The circumstances were, therefore, such that Slovik could not receive a fair trial. We members of the court, all of us, were what would today be described as “establishment types.” Our lack of firsthand, close-up battle experience disqualified us as a jury of Slovak’s peers. The legal inexperience of his defense counsel amounted to a failure to grant him the full benefit of his day in court. He did not receive a fair trial.
The final sentence of my statement to Huie—“I believe I would have tried to do whatever was in my Dower to get the entire case reviewed on this basis” (that the circumstances of the trial were unfair)—was hypothetical and based on the supposition of my eluding capture by the Germans and reporting back to division. What would have been in my power was to “go through channels,” the normal bureaucratic process. Obviously I would have been strongly motivated to do so. Since reading the transcript of the court records and the review process in 1979, I do not believe that any plea by me on Slovik’s behalf would have met with sympathy at any point in the chain of command. Minds were apparently closed from division upward after the conviction and sentencing. Going beyond my legitimate power would have meant rebellion of some kind. In addition to strong conviction, this would have required moral courage rarer by far than the physical courage called bravery, which the military rewards with medals. I am not now sure I would have had the moral courage to pursue the Slovik case.

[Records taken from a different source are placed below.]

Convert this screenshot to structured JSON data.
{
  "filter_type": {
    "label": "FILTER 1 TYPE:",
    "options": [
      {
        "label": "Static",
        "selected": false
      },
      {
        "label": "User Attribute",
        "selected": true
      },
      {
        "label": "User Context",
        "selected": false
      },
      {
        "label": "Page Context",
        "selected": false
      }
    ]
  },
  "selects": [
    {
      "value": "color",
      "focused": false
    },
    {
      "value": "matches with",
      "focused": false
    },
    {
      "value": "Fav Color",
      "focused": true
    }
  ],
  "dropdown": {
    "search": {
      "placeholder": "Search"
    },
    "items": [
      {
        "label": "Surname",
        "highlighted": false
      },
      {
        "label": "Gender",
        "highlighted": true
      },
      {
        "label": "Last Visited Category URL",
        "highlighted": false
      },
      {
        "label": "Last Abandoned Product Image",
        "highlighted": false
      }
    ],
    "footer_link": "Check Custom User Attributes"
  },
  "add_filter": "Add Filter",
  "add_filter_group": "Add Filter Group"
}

Huie’s book The Execution of Private Slovik appeared early in 1954 and was extremely well received. The Sunday New York Times review was by Brig. Gen. S. L. A. Marshall, the noted military historian; Saturday Review gave the book a favorable full page. A long summary ran in the May 4,1954, issue of Look.

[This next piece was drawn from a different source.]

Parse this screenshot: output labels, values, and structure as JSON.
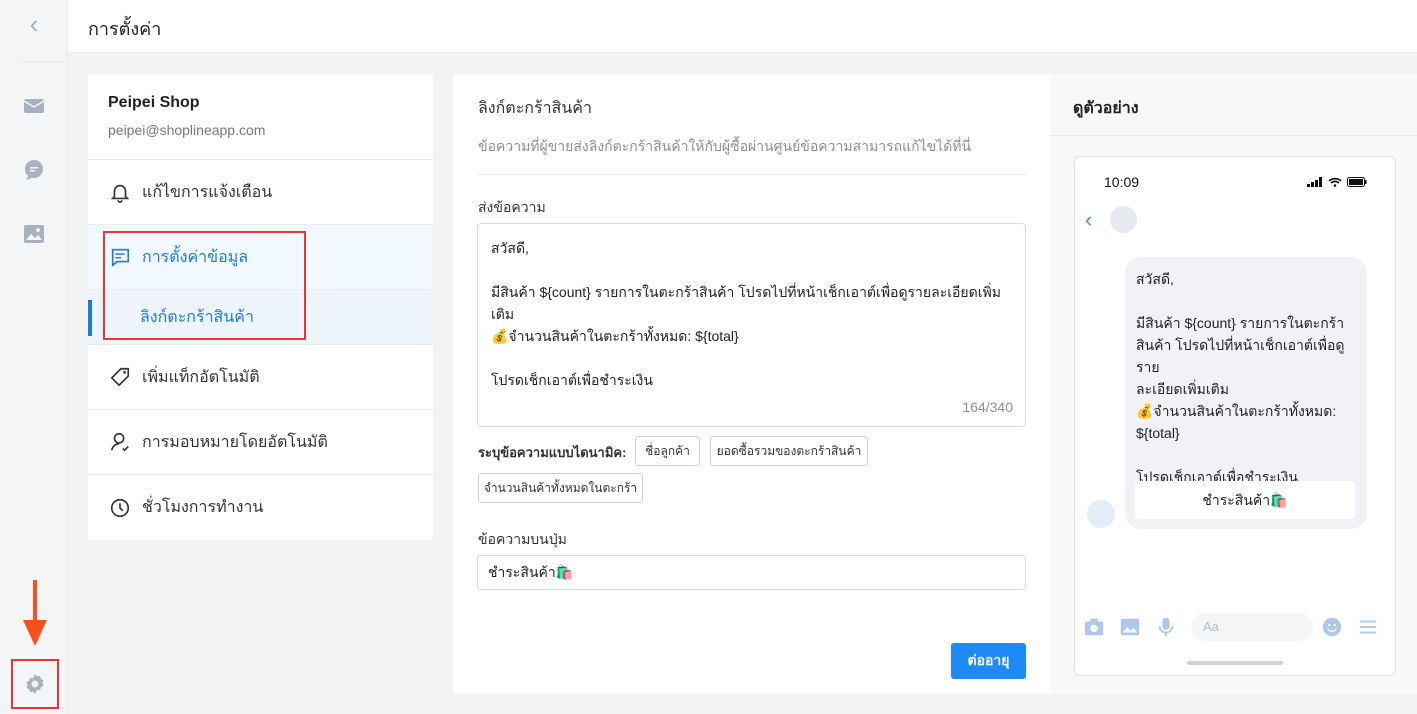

It is a good, even powerful book, dramatic and thought-provoking. The theme is justice; the drama is Slovik as a victim of history. No reader, myself included, can fail to feel pity for this quite unremarkable individual deliberately deprived of his life by the relentless machine he had provoked. Frank Sinatra bought the story from Huie and in 1960 hired Albert Maltz, a Hollywood author, to write the screenplay. Maltz had gone to jail for contempt of the House UnAmerican Activities Committee and had been blacklisted. Sinatra, gutsy in those days, later capitulated and sold the rights to Richard Dubelman, a television producer. Dubelman sold them to William Link and Richard Levinson, who in 1974 produced a moving two-and-a half-hour TV special, “The Execution of Private Slovik,” with Martin Sheen in the role of Slovik. It has had many reruns.
In 1974 Slovik’s defense counsel, Woods, long retired from the military, and Robert N. DeFinis, an associate of his, began a public campaign to win financial help from the government for Slovik’s widow, ill and destitute. There was certainly a basis for her eligibility to receive his GI life insurance; the part of the sentence that forfeited “all pay and allowances due” had been eliminated by the division commander and the reviewing authorities. Nonetheless, she was denied all funds. In 1978 President Carter sponsored a bill authorizing the payment to her of seventy thousand dollars. She died before it came to a vote.